These one-off requests were challenging enough, but McCain also had to contend with continuous requests. The issue here was that often the initial request would be for a limited set of product attribute data, but over time the company would be asked to provide additional pieces of information. "You don't know the full extent when you start," says Luby, "until all of a sudden you figure out that you're spending a lot of time and effort on this and it's becoming mission-critical."
Finally, the frequency of requests for product data has been increasing. Customers and other entities are starting to want more frequent updates, according to Luby. "We are finding that these are not one-offs," he says. "They are starting to get more frequent, and so what you thought you were only doing once, now you have to do regularly." Retail customers, in particular, had an interest in having access to up-to-date information through organizations such as ECCnet, since the industry is moving to use these types of groups as centralized product data repositories — although McCain still had to deal with ad hoc requests for product data, too.
McCain divisions around the world did make moves to automate the process of collecting the information to some extent, using data extracts, Excels spreadsheets and other semi-mechanized tools. But the ad hoc systems and processes put in place were not consistent across the company, and moreover they frequently had to be patched and re-patched together to comply with new or changing requests over time. "It got to be rather 'kludgey,'" Luby says. "And people were doing this all around the world."
Eventually, McCain conceived of the idea of moving toward establishing a centralized repository for the company's product information and decided to start off in the company's Canadian division — which employs about 3,300 people, has 11 processing facilities and represents a considerable percentage of the total frozen food dollar in Canada. The idea was to set up a storehouse of product attribute data that would also incorporate transformational capabilities so that users could set up customized but reusable templates with the proper information and formatting required by individual customers, industry registries like ECCnet and other requesters. This "trusted source" of product attribute data would be fed from other systems within the company.

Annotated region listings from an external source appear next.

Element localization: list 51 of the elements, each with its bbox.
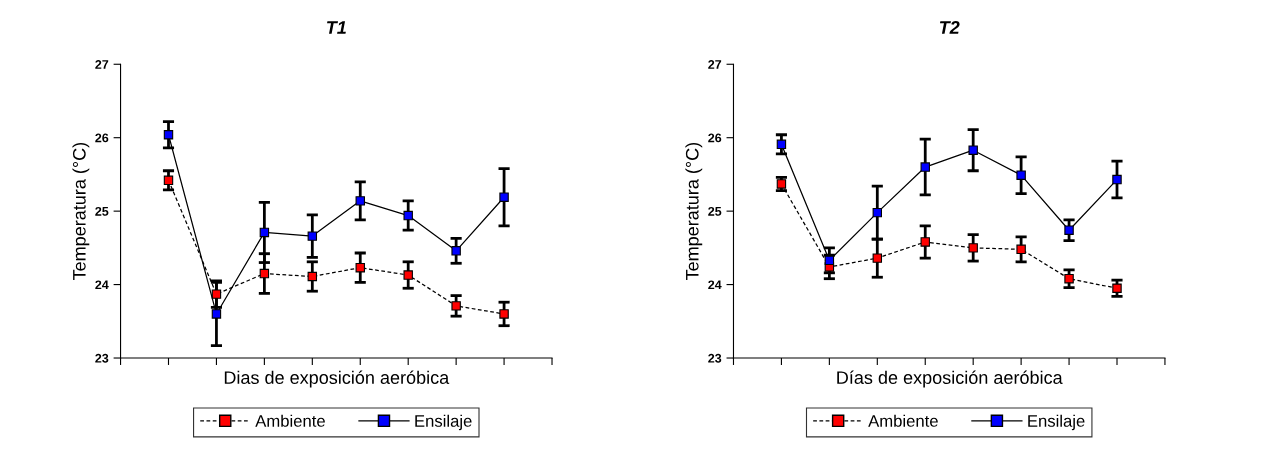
y-tick-label: 23 <box>708 353 722 363</box>
point <box>872 207 883 218</box>
y-tick-label: 27 <box>95 60 109 69</box>
point <box>307 271 318 282</box>
point <box>355 196 365 206</box>
point <box>403 210 413 221</box>
y-tick-label: 27 <box>708 60 722 69</box>
point <box>451 301 461 311</box>
chart-title: T2 <box>939 21 960 34</box>
chart-title: T1 <box>327 21 346 34</box>
legend-label: Ensilaje <box>1028 414 1085 431</box>
point <box>872 253 883 263</box>
point <box>1112 283 1122 293</box>
point <box>776 179 787 189</box>
y-tick-label: 24 <box>708 280 722 290</box>
point <box>451 246 461 256</box>
point <box>1064 225 1074 235</box>
y-tick-label: 25 <box>708 206 722 216</box>
point <box>211 309 222 319</box>
point <box>307 231 318 241</box>
point <box>259 227 270 238</box>
point <box>1064 273 1074 284</box>
point <box>163 130 174 140</box>
point <box>776 139 787 150</box>
legend-label: Ambiente <box>868 414 938 427</box>
y-axis-title: Temperatura (°C) <box>72 142 90 281</box>
legend-label: Ensilaje <box>415 414 472 431</box>
x-axis-title: Días de exposición aeróbica <box>837 370 1063 388</box>
point <box>163 175 174 186</box>
y-tick-label: 25 <box>95 206 109 216</box>
x-axis-title: Dias de exposición aeróbica <box>224 370 450 388</box>
point <box>211 289 222 299</box>
y-axis-title: Temperatura (°C) <box>685 142 703 281</box>
point <box>1016 170 1026 180</box>
legend-label: Ambiente <box>255 414 325 427</box>
point <box>499 192 509 202</box>
point <box>968 243 978 253</box>
point <box>920 237 930 247</box>
point <box>499 309 509 319</box>
point <box>355 262 365 273</box>
point <box>968 145 978 155</box>
point <box>824 255 835 266</box>
y-tick-label: 26 <box>95 133 109 143</box>
point <box>403 270 413 280</box>
point <box>920 162 930 172</box>
y-tick-label: 24 <box>95 280 109 290</box>
y-tick-label: 23 <box>95 353 109 363</box>
point <box>1016 244 1026 255</box>
point <box>1112 174 1122 185</box>
point <box>259 268 270 279</box>
y-tick-label: 26 <box>708 133 722 143</box>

Luby and his team evaluated a variety of product information management solutions for use within McCain Foods before settling on an application called I-Accel from solution provider FullTilt. I-Accel is a Web-based product information management solution that offers a shared enterprise-wide repository, configurable workflow and role-based security. The solution was designed to help companies to aggregate and create product data from disparate sources and to standardize it using product domain expertise and industry standards.
McCain and the solution provider announced the selection of I-Accel in September 2003, and the deployment was set to go live in January 2004. The solution will not replace the company's enterprise resource planning (ERP) system as the master record for certain data, such as part number, but for information such as a product's official recipe, the "trusted source" will be the I-Accel database. "You might have six versions of the recipe somewhere else in the company, but if anyone in the company were to get a phone call from someone who needed the 'publishable' recipe or list of ingredients, then [I-Accel] is where you go," Luby explains.
Getting the database established and the necessary "hooks" connecting the repository to other systems has been relatively straightforward, according to Luby. "This is not rocket science," he quips, noting, however, that in order to feed external requestors the company has had to go through a largely manual task of "cleansing" the data, whether for the individual requests or for feeding the database — not an overly onerous task, given that a McCain division may have a couple hundred products, but nevertheless very important, particularly when competing data exists within the company. Currently McCain intends to populate the database with about from just under one hundred different attributes for some products to several hundred attributes for others. Luby did not expect to have all the hooks automating data feeds to the repository in place by the January launch date, but the project team planned to work in a follow-up phase to ensure that all the loading and data transfers become more fully automated than in the initial phase.